Cuando logré ganarme su confianza, nuestra conversación trascendió los temas meramente intelectuales y entramos en terreno privado. Me animé a abrirme y mostrarle mis secretos, descubrirle mis recuerdos. Le conté de mi amor inefable por María. Le conté de mi universo embebido de María. Le conté de María y su belleza.
Él me dijo que la belleza es el arma del diablo.

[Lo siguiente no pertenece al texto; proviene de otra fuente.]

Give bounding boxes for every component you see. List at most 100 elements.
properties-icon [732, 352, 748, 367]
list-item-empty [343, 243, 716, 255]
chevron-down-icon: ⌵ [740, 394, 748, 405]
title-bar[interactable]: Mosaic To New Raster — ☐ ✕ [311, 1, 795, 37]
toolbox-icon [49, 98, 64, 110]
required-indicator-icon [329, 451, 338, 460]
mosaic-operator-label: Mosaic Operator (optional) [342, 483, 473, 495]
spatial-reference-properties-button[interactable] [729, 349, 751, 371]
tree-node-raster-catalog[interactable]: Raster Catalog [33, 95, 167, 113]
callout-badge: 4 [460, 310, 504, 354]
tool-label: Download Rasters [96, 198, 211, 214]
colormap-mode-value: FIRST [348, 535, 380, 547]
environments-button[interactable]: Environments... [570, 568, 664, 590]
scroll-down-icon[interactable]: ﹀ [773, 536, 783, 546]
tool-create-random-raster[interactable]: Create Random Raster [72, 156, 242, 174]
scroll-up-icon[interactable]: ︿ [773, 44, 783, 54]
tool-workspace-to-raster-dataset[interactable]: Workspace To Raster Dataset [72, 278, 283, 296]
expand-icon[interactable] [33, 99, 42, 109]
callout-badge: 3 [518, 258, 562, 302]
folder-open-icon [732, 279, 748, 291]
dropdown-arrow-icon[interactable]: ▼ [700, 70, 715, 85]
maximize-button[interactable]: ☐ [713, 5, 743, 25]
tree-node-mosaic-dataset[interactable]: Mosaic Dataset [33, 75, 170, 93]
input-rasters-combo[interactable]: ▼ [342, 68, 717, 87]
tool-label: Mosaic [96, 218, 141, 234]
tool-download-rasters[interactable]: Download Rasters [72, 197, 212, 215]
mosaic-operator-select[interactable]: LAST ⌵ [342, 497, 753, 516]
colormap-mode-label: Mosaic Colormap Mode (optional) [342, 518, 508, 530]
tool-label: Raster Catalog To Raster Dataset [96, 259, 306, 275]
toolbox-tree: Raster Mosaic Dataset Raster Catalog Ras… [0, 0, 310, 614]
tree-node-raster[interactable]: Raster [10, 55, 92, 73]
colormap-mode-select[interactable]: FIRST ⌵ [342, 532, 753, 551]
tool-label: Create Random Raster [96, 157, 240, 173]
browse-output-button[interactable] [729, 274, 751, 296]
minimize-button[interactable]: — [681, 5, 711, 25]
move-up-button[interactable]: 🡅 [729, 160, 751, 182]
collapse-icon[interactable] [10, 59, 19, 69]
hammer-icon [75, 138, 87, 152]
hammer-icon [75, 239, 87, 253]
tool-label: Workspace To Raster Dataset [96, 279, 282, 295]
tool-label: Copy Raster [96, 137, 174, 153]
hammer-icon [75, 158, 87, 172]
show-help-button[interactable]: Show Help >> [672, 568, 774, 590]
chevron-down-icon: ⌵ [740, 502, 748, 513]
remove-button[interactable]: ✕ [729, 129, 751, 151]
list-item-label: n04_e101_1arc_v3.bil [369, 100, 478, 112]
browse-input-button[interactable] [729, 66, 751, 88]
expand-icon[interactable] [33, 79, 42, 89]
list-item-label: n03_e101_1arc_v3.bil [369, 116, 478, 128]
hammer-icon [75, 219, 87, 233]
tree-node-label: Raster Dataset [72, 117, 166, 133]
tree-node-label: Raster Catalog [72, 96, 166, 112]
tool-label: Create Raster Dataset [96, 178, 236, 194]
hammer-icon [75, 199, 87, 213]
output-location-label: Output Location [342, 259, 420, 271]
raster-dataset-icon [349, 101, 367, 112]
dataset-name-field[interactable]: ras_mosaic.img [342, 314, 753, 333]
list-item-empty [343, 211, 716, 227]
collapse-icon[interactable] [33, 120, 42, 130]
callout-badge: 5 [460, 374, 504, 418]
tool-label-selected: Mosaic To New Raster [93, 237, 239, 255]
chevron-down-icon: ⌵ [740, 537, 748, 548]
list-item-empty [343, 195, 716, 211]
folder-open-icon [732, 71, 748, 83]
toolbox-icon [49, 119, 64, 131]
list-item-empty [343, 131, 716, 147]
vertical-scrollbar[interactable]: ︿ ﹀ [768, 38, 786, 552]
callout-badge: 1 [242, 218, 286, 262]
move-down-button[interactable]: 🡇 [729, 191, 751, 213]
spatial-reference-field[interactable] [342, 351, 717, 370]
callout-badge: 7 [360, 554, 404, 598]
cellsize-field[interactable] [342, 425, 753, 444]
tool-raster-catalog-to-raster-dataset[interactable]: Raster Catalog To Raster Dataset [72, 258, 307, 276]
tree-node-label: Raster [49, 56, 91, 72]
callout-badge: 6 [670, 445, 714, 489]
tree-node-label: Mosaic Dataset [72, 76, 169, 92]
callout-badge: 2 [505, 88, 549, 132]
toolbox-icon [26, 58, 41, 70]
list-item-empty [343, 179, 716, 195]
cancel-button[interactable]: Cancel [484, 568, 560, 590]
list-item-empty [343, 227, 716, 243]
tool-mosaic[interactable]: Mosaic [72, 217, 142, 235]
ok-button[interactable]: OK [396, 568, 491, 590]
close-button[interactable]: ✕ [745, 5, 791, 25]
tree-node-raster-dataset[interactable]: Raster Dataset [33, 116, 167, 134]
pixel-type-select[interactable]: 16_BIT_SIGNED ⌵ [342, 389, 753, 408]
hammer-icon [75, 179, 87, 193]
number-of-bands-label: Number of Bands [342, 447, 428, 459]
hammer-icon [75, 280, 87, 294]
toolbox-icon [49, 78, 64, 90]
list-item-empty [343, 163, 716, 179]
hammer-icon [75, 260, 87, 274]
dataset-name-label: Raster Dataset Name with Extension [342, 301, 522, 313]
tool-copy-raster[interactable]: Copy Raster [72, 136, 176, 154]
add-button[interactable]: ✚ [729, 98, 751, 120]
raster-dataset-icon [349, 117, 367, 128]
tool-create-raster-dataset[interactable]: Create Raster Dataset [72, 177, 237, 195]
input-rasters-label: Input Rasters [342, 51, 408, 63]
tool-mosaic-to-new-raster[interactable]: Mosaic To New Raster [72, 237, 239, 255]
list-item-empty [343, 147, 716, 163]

El enano Hwang Kee, un coreano amarillento y resentido que llevaba tiempo confinado al pabellón de los peligrosos después de cortar en pedacitos a su enana -ésta le había puesto los cuernos-, y años antes, a su madrastra - por mencionar algunos de sus crímenes-, lo tenía marcado al psiquiatra. No había motivo aparente, pero en la cárcel no hacen falta los motivos. Si no hay, se inventan. Bien se conocían las habilidades pugilísticas del coreano. Alcanzaban para acobardar a más de uno. Lo llamaban el “enano karateca”, tenía amplios conocimientos de artes marciales, por eso se agrandaba el malparido. Tan corta su estatura como grande su coraje. Hay que decir la verdad completa: peleaba sucio el petiso. Desde que llegó Teodoro a la cárcel, Hwang Kee no perdió oportunidad de hostigarlo. Teodoro se manejaba con prudencia; evitaba toda provocación. Era loco pero no estúpido. Sabía que Kee era el protegido del guardia Efraín Cisneros; a cambio de favores sexuales era capaz de matar a quien se lo tocara. Aunque el psiquiatra no era ningún inocente. De alguna manera le hizo notar al pigmeo el irreverente desprecio a su inferioridad, no sólo de estatura sino también de raza.
- ¿Qué hago con el acondroplásico? –me preguntaba- ¿Se la doy nomás? Ya me tiene las bolas por el piso. Un día de estos me va a encontrar cruzado.